Oceanhouse Media published this book to be used as an app on iPhones, iPod touch, iPad, and android apps.
Thidwick, a moose in a herd numbering approximately 60 who subsist mainly on moose-moss and live on the northern shore of Lake Winna-Bango, grants a small bug's request to ride on his antlers free of charge to Thidwick’s singing voice. The bug takes advantage of the moose's kindness and settles in as a permanent resident, inviting various other animals to live on and in the moose's antlers. The moose acquiesces to the unexpected living arraingements, considering the animals 'guests' even though he never told them explicitly that they were allowed to live there, and the situation quickly gets out of control. When one of the guests - a woodpecker - begins drilling holes in Thidwick's horns, the other moose give Thidwick an ultimatum: Get rid of his guests or leave the herd.
When Thidwick's sense of proper etiquette directs him to forgo the comforts of herd life in favor of being kind to his guests, his herd leaves him.

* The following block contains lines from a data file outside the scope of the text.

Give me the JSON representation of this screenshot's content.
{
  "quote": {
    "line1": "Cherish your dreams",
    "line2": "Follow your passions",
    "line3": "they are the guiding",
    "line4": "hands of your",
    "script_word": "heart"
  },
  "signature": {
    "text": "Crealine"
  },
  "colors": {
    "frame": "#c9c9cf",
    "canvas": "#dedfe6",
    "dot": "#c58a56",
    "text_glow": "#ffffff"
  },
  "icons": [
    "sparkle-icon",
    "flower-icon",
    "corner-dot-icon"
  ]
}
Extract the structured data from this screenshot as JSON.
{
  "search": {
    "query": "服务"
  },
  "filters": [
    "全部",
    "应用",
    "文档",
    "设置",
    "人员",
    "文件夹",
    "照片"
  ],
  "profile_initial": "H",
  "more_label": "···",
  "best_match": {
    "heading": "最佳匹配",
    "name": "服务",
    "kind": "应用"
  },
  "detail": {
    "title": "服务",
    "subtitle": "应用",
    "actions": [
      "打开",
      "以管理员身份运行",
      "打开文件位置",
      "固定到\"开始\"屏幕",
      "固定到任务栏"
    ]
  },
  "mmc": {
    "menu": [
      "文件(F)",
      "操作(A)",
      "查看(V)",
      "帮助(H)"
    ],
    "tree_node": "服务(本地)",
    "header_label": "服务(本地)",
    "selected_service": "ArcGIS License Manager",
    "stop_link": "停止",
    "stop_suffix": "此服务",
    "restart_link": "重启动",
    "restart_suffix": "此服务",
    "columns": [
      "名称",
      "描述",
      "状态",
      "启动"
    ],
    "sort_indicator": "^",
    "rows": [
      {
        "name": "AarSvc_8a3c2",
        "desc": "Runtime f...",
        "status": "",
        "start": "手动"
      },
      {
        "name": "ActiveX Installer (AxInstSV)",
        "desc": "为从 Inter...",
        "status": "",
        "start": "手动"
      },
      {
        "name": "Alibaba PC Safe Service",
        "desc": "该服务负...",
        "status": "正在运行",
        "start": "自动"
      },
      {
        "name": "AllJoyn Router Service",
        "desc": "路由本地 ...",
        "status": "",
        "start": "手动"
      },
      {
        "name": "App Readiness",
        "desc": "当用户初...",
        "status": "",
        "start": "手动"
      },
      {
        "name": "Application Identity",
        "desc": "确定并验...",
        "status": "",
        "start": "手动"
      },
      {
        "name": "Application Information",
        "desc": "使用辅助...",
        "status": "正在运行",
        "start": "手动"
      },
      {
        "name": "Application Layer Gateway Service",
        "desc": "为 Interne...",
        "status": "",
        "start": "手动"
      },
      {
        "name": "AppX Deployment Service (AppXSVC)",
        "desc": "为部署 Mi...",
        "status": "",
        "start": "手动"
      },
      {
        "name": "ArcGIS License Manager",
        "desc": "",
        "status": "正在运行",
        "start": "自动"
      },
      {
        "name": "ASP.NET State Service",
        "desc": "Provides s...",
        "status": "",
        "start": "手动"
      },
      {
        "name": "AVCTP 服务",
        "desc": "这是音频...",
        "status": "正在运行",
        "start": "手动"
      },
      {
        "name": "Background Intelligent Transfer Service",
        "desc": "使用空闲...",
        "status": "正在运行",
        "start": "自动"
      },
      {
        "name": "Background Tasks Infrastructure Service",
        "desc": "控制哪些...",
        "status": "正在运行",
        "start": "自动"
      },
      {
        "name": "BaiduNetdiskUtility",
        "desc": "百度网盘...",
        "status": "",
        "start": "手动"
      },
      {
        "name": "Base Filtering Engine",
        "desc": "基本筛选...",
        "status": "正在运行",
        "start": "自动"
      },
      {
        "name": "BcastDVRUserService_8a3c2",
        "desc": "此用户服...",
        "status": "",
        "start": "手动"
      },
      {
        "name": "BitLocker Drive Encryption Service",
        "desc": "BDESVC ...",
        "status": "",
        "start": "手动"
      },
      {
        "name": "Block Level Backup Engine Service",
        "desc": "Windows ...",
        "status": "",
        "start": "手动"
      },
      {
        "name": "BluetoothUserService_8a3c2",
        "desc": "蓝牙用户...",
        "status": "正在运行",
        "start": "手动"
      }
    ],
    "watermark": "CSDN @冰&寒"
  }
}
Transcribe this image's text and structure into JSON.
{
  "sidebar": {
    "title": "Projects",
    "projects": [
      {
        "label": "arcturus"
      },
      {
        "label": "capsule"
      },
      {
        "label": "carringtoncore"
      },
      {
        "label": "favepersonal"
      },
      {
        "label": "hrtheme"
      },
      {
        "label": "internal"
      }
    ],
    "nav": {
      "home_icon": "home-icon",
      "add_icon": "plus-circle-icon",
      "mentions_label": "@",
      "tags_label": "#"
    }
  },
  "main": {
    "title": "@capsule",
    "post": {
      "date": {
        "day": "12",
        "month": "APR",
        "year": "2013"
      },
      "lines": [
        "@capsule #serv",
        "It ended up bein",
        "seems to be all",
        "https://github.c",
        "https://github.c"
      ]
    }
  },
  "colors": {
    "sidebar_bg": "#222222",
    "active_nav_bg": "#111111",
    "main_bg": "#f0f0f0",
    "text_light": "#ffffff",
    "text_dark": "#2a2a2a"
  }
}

Four Squirrels join in making the holes in the antlers "the wood pecker made" into their homes and a Bobcat and a Turtle are welcomed by the guest on his horns. Thidwick realizes that he could not tell them all to leave or say no, so he had no choice but to stay true to his singing word and look for moose-moss to eat. When winter came, it was no longer easy to find moose-moss, for it gets scarce in the winter time to find. The herd of other Mooses began to swim across the lake to find fresh supplies of moose-moss, but when Thidwick attempts to follow them, his guests strenuously object. The small bug suggests that they all decide this by vote. All to want to leave, "Aye", those who want to stay, "Nay". Thidwick happily agrees and sings "Aye" however his guest were not going to have that and they all shouted, "NAY", and the guest happily celebrate on his horns and even facing starvation, Thidwick refuses to break etiquette, and remains on the cold, northern shore of the lake where his guests prefer to reside. The residents of Thidwick's horns, without regard to the increasing physical or psychological load that the moose has to bear, continue inviting other animals to live with them.
The situation comes to a head when hunters attack Thidwick with the goal of mounting his head on the wall of the Harvard Club. Thidwick attempts to outrun the hunters, but the heavy load, coupled with his guests' unwillingness to travel across the lake, prevents his escape. Just before his imminent capture, however, Thidwick remembers that it is time to shed his antlers and sing his song. He promptly sheds his antlers, makes a snide comment to his former guests, and swims across the lake to rejoin his herd. His former guests are all captured and were killed by the hunters "who were going to go after Thidwick at first" and are now stuffed with cotton and mounted with Thidwick's antlers on the Harvard Club wall.